Most recently, the Republican candidate in the special election for Pennsylvania’s 18th Congressional District, Rick Saccone, described himself as “Trump before Trump was Trump.” He ran as an acolyte of the president in a district that politically and demographically favored the Republican Party. He lost by a slim margin to Democrat Conor Lamb.
The key difference between Trump and these candidates? Economic messaging. Trump rejected conservative economic wisdom on retirement spending and other social programs during his presidential campaign, but neither Gillespie nor Moore nor Saccone had an economic agenda distinct from the national Republican Party. (Saccone ran away from the president’s signature legislative accomplishment—the Tax Cut and Jobs Act—on account of its deep unpopularity.) So while they could mobilize core supporters with appeals to racial threat, they couldn’t reach those cross-pressured voters, compete with conventional Democratic candidates, or overcome an active and energized Democratic electorate.
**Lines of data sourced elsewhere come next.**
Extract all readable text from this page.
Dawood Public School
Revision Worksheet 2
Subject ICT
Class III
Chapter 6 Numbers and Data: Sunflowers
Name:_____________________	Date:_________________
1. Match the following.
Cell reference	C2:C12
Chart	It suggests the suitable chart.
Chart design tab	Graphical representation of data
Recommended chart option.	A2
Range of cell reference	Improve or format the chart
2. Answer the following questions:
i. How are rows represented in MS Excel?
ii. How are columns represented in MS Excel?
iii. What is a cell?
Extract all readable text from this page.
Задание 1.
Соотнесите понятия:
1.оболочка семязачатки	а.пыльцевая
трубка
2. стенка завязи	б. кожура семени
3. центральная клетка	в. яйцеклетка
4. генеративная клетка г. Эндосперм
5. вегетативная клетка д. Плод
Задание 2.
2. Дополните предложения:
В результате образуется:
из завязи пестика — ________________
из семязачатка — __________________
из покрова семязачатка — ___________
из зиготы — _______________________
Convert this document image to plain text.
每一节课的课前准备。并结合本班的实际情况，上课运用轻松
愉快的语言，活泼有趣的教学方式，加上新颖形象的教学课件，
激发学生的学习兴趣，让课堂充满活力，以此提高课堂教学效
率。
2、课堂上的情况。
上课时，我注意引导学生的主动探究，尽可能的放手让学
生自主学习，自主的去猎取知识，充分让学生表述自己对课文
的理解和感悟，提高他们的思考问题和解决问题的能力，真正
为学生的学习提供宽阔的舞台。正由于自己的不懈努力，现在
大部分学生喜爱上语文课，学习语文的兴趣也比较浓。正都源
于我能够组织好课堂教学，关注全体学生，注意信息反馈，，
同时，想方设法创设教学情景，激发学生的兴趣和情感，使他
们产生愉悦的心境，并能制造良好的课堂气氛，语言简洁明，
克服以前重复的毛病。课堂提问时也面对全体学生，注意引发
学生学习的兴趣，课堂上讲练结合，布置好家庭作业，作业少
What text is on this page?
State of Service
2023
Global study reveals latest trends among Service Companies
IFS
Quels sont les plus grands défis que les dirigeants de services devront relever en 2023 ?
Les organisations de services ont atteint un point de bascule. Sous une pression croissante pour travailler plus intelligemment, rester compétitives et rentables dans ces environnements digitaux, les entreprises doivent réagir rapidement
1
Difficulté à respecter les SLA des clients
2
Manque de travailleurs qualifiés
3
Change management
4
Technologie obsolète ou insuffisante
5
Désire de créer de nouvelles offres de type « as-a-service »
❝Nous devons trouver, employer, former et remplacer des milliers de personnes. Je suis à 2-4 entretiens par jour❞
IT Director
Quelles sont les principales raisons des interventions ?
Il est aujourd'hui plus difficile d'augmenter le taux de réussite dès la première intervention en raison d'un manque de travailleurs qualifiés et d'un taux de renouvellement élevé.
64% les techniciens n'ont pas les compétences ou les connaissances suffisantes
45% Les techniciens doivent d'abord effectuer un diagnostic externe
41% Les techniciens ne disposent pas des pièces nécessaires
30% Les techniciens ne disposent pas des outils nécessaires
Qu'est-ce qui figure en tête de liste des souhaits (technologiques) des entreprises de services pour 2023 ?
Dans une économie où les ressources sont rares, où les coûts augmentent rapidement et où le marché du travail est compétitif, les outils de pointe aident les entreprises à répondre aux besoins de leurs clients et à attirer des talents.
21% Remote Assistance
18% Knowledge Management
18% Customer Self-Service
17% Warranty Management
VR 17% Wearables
…The elements that rendered Trump effective in 2016—a heterodox economic message, an unpopular opponent, and outside influences—do not exist in 2018, and the media would do well to remember that. Republicans can still fan the flames of fear, but there’s no guarantee that won’t generate Democratic energy in opposition.
Racial hysteria has been a part of many winning campaigns in our country. But it’s rarely the only part. Trump is gambling that it, and it alone, can carry him and his party past the finish line for a second time. But this is a gamble, and one that is more likely to fail than they seem to realize.